Summary:

  • Brent Oil extends its recent gains to trade above $70 – highest since 2014
  • USD falls back after surprise drop in PPI
  • Tomorrow’s CPI data now a possible last stand for the Buck
  • Euro rises following hawkish shift in ECB minutes
  • Bitcoin recovers after falling on South Korean ban talk

 Following a rare lower close on Wednesday – despite yet another drawdown in the DOE report – Oil bears may have thought the time had come to call a top in the market. However, today’s trade has seen another surge higher with price not only taking out the weekly high of 69.36 but also breaking above the May 2015 peak of 69.61. The benchmark actually managed to briefly trade above the $70 a barrel handle in the late afternoon and whilst there are a couple warning signs flashing against this rally, for now price continues to gain. 

Today’s PPI release showed an unexpected M/M decline of 0.1% which was something of a shock against a prior reading of +0.4% and marks the first drop since last August’s release.
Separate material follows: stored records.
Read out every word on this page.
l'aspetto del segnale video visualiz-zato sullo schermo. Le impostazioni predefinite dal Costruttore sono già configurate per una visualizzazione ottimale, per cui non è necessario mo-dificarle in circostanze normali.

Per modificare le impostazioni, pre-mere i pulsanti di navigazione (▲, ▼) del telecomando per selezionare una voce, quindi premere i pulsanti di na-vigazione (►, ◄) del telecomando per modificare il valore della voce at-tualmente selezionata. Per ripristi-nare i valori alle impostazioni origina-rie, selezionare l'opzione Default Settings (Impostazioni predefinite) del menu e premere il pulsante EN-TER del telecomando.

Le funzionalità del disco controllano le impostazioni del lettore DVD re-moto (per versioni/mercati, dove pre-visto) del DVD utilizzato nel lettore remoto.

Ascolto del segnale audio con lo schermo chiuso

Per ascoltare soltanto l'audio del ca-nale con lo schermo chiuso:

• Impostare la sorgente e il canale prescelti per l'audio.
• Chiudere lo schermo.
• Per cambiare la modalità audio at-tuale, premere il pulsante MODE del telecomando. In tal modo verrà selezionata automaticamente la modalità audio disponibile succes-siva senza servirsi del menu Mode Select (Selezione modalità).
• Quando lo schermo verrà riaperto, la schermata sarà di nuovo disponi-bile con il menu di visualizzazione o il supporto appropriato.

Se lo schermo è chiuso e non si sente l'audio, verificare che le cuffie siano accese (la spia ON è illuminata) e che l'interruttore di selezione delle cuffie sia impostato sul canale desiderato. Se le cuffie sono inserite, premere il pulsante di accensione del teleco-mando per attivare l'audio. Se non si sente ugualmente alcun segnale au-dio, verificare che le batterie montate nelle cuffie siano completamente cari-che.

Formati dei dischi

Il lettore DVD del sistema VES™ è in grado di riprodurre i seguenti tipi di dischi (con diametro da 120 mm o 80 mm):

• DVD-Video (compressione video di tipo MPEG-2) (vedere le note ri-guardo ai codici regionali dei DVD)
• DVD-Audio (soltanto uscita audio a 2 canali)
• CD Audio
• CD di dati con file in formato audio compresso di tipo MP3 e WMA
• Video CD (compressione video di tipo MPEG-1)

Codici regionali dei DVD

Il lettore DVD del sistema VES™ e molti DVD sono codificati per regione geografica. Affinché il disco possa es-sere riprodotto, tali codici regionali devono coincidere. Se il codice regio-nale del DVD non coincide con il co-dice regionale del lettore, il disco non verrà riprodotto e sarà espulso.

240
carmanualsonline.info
There were only 2 deflationary prints in all of 2017 releases and today’s data relating to December will do little to dispel the notion that a lack of price pressure in the US could cause the Fed to adopt a slower pace of tightening.   

The US dollar is really fighting an uphill battle. Just when it looked as if it was on a tear, it was hit by rumour on China considering limiting its exposure to the US bonds. It’s a broad and complicated topic that in our view will have more long than short term ramifications. In the short term USD bulls clearly need an impulse and after today’s disappointing PPI reading they will be looking for the tomorrow’s more widely viewed CPI number to hopefully provide some respite.

Gold is arguably even more sensitive to the inflation data than the USD and a technical overview for the precious metal can be found here

The single currency got a quick boost following the account from the latest ECB meeting taking place in the past month. At the same time the German bunds declined suddenly pushing the 10Y yield back to 0.55%.  The moves largely stem from a hawkish remark pertaining to a possible shift in forward guidance which cold take place as soon as the beginning of 2018.

It’s been a typically volatile day’s trade n Bitcoin with the cryptocurrency seeing a range of more than $2000. The price took a tumble early on with more reports of a clampdown in South Korea coming not long after some negative comments from Warren Buffet. However, the market has recovered as the day wore on and whilst it remains lower on the day by around 2% on the European close there looks to be another long wick forming underneath the D1 candle – suggesting that many traders are stepping in to buy the dip.